“These programs continue to gain traction because they have been shown to be effective in reducing complications while cutting the cost of care by 20% or more, with many programs showing higher satisfaction ratings among patients, providers and family caregivers,” Stack said. “It’s truly patient-centered care. And it’s made possible through advances in telemedicine, remote monitoring and the ability to set up safe alternative care settings outside a traditional hospital’s four walls.”
Beyond CMS’s waiver
Both DeCherrie and Dalton stressed that the hospital-at-home model is not new. “It’s been here in the United States for close to probably 20 years now, and it has seen widespread use in Europe and Australia for even longer,” Dalton said. “We're starting to see it accelerate here, too, and just as with virtual visits, I don't think there's any going back for the hospital-at-home model, and not just because patients will want it. There has been a groundswell of health systems participating in the program.”
DeCherrie’s organization, Mount Sinai, was well on its way to developing a hospital-at-home program before CMS announced its waiver. They already had obtained Medicare Advantage, commercial and managed Medicaid insurance contracts prior to the pandemic.
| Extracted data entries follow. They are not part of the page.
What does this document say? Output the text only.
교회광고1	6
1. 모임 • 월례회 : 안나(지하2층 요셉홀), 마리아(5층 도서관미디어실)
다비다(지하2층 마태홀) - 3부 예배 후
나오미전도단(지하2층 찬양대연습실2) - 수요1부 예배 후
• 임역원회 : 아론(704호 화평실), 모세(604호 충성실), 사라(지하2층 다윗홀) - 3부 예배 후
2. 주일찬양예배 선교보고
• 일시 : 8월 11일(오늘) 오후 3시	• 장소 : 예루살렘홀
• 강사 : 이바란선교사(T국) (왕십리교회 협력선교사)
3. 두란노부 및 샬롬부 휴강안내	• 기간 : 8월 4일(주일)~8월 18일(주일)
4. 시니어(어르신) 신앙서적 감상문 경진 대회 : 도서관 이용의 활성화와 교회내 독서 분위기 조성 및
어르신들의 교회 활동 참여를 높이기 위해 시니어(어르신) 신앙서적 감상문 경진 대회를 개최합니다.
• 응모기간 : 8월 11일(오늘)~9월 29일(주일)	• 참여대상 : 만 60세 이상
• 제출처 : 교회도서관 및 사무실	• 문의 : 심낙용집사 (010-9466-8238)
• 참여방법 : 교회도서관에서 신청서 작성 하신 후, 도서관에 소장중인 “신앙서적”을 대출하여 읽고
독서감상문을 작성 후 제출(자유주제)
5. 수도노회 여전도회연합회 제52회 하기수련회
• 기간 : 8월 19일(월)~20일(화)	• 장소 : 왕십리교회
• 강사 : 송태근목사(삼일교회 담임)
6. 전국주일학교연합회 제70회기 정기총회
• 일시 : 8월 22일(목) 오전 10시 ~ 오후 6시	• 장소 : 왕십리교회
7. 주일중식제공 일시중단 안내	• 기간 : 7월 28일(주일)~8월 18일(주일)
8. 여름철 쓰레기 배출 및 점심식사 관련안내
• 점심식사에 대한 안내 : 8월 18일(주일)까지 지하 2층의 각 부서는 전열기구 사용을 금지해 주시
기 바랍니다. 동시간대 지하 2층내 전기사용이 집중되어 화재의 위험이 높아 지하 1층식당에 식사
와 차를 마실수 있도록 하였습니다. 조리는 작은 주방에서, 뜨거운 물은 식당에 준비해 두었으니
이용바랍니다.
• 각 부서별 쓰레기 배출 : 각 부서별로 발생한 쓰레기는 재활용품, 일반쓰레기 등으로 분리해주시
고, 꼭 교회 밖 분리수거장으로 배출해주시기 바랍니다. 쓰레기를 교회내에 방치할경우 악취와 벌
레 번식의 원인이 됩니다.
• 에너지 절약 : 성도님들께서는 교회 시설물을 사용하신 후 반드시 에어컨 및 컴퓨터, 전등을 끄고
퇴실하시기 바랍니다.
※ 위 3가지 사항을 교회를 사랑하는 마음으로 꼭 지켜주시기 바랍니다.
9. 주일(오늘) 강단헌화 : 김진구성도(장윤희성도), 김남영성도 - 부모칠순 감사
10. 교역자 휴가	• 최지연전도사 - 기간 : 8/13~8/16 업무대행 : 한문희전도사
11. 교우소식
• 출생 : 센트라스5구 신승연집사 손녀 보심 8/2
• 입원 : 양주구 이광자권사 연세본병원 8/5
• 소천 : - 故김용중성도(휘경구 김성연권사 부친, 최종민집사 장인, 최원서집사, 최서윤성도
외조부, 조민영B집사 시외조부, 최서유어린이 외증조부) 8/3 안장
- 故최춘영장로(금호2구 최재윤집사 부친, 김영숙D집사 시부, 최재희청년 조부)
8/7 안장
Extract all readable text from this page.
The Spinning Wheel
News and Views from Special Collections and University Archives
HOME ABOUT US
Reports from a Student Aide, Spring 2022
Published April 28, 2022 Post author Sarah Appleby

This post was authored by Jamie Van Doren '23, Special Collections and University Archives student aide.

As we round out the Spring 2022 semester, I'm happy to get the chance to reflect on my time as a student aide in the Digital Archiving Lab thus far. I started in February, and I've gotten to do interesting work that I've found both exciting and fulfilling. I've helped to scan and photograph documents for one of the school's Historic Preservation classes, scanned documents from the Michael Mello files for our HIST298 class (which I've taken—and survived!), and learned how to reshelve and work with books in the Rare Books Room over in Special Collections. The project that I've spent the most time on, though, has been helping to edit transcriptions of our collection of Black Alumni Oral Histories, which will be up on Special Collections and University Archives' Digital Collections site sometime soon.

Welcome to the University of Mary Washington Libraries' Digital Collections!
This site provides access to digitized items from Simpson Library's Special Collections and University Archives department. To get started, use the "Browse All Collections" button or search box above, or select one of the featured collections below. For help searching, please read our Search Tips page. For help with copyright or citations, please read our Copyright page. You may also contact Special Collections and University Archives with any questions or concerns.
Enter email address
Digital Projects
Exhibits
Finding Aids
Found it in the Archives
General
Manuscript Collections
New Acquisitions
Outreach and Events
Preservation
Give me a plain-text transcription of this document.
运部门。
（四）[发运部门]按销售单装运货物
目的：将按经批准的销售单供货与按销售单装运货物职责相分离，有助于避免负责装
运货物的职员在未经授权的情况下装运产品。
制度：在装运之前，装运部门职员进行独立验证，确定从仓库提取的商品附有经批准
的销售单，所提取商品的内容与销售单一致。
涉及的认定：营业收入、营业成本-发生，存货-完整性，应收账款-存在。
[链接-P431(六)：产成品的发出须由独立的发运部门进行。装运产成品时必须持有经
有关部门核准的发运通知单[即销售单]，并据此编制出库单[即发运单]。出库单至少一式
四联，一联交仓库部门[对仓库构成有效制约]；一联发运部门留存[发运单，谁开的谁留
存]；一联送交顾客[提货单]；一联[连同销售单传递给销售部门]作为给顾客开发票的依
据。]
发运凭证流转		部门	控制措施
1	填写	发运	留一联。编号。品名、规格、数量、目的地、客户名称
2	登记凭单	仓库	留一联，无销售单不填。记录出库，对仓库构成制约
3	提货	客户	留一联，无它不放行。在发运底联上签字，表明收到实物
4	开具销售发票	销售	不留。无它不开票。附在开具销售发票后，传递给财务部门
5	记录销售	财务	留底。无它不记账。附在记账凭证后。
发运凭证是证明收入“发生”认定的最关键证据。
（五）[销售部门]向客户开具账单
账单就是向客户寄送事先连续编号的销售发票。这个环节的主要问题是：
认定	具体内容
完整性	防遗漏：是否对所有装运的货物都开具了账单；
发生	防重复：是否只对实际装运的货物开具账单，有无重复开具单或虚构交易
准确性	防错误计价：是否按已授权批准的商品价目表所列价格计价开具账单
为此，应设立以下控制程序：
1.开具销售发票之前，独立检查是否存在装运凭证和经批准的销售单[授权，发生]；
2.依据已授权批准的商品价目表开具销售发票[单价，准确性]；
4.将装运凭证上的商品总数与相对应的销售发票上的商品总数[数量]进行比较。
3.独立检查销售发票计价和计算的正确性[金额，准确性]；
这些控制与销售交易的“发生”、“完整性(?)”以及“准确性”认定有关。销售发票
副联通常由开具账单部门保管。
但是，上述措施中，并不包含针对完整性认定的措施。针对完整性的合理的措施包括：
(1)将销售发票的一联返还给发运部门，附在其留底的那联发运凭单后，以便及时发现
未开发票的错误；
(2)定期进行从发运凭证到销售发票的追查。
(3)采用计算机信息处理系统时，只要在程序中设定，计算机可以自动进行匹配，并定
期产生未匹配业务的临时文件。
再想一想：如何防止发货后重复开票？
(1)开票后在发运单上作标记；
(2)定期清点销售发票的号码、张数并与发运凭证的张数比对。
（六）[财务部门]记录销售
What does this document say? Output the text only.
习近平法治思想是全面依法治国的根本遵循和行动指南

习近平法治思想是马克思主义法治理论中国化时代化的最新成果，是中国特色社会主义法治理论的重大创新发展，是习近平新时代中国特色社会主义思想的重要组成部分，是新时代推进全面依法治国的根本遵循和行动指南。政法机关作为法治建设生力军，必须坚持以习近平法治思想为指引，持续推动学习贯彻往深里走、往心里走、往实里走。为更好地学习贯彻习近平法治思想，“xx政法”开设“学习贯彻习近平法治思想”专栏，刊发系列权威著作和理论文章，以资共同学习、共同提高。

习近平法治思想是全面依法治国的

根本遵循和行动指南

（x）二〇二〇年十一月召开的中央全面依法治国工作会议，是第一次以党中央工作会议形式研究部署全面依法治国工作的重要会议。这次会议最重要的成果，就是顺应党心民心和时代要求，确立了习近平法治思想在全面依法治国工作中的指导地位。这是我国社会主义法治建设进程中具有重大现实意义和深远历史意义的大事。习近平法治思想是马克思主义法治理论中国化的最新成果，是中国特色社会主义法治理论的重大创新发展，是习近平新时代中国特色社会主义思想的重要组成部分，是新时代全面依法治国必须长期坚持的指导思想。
And insurers were receptive to the idea.
“When you go to a meeting with the health insurer and you are talking with its medical directors, they often get it right away,” DeCherrie said. “They can see the data — really good outcomes and patients are satisfied — and they're excited. And then you tell the CFOs, you're going to do a discount, and they say, ‘That sounds great.’ So those two folks are very excited.
“Then you get the operations people in, and start asking, ‘How are we going to do this?’ That's where it gets complicated because there are different ways to approach it. We do 30-day bundles of care.”
For Medicare fee-for-service, patients always start out in the hospital, DeCherrie noted. Patients can be admitted directly from the emergency department (ED), or they might stay a night or two in the hospital, because they're too sick to go right home, and then finish the last couple of days at home.
“That’s what’s required for Medicare,” DeCherrie said. “But for our Medicare Advantage bundles, we sometimes can admit patients directly from an office under particular circumstances.”
Program setup and expectations
Starting a hospital-at-home program is challenging because it must be up and running around the clock from the very start.
“This is hospital-level care,” DeCherrie said. “It's not like a doctor who's starting a new program for outpatients, who will add another half day a week of doing something, and then not be available the rest of the week.
The doctors need to be 24/7 on call. And you need to have emergency services that can go to the home lined up 24/7 at the very start. Then, you might only admit one patient in the first week.”
Although Mount Sinai set up quickly during the pandemic, it also is continually reevaluating the program’s actual cost. “Clearly, there is an upfront cost,” DeCherrie said. “But if you think it through and look at what kind of patients you have, which insurance and your geography, you should have all that data you need to accurately predict what it will look like and when you might be able to recoup.”